Hospitals collaborate to deliver special neonatal care training
In health care, team building can happen at many levels. A recent example of this is the collaboration that took place at Rouge Valley Health System and Lakeridge Health. The two hospitals worked together to provide advanced critical care training for nurses in the neonatal intensive care unit (NICU).
In November 2009, the Ontario government provided the Central East Local Health Integration Network (CE LHIN) with funding for four new Level 2 NICU beds in Durham Region. Two beds were added to the Rouge Valley Ajax and Pickering (RVAP) hospital campus, and two beds were added to Lakeridge Health Oshawa. These are the first Level 2 beds in the NICU at RVAP. This complements Rouge Valley’s 15 advanced Level 2 NICU beds located at the Birthing and Newborn Centre at Rouge Valley Centenary (RVC) hospital campus in east Toronto while the NICU at Lakeridge Health Oshawa was already equipped with Level 2 NICU beds.
In advance of these new beds being placed in Durham, the CE LHIN asked the two hospitals to work together to provide training for the NICU nurses.
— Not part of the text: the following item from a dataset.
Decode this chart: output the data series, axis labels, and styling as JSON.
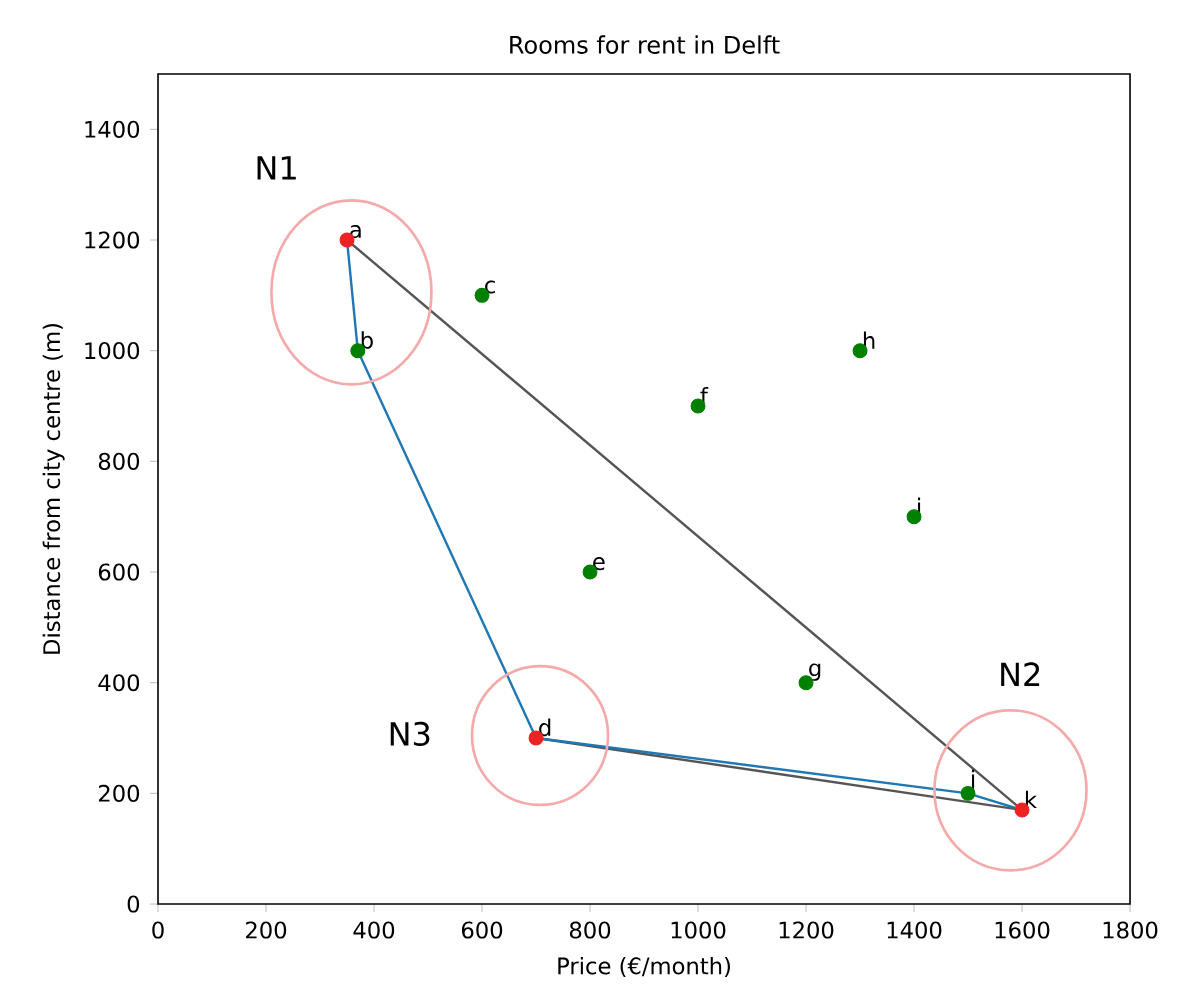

Rose Owen, clinical practice leader for the special care nursery and NICU at RVHS, took the lead in developing a two-part training program. The program was delivered to 29 nurses, 15 from RVAP and 14 who joined from Lakeridge Health Oshawa.
“It was wonderful to see Rouge Valley and Lakeridge staff working together. Through this training, we were able to build and strengthen bridges between our two hospital systems,” says Owen.
The first part of the program was a series of three theory-based and skills practice classes offered at RVAP. The classes featured training by an interdisciplinary team that included a dietitian, neonatal nursing staff, respiratory therapists, and infection prevention and control staff. The Lakeridge nurses travelled to RVAP to attend the training.
The second part of the training involved three 12-hour shifts working in a Level 2 NICU. Lakeridge nurses completed this clinical component in their own NICU at Lakeridge Health Oshawa, which was already at a Level 2 status. However, because the special care nursery at RVAP was not yet a functioning Level 2 NICU, one of the RVAP nurses did her clinical training at Lakeridge Health Oshawa, while the other 14 nurses completed their 12-hour shifts at RVC’s advanced Level 2 NICU.
For the first time, the special care neonatal nurses from both Rouge Valley hospital campuses were able to work together to deliver care to their patients and share their clinical knowledge and expertise.
“I have enjoyed seeing the relationships between the staff from RVAP and RVC grow. They have not only worked together to complete the Level 2 NICU training, they have also worked toward standardizing processes and the way we provide care across both hospital campuses. It has been an incredible experience for all of our participating nurses. I was very proud of everyone,” says Owen.
The four new Level 2 NICU beds will soon be in place and functioning at RVAP and Lakeridge Health Oshawa. In appreciation for the special training program delivered to nurses from both hospital systems, Lakeridge has graciously provided a laptop and LCD projector for the Women’s and Children’s program at RVAP. The health care teams from both hospitals look forward to continued collaboration and partnership.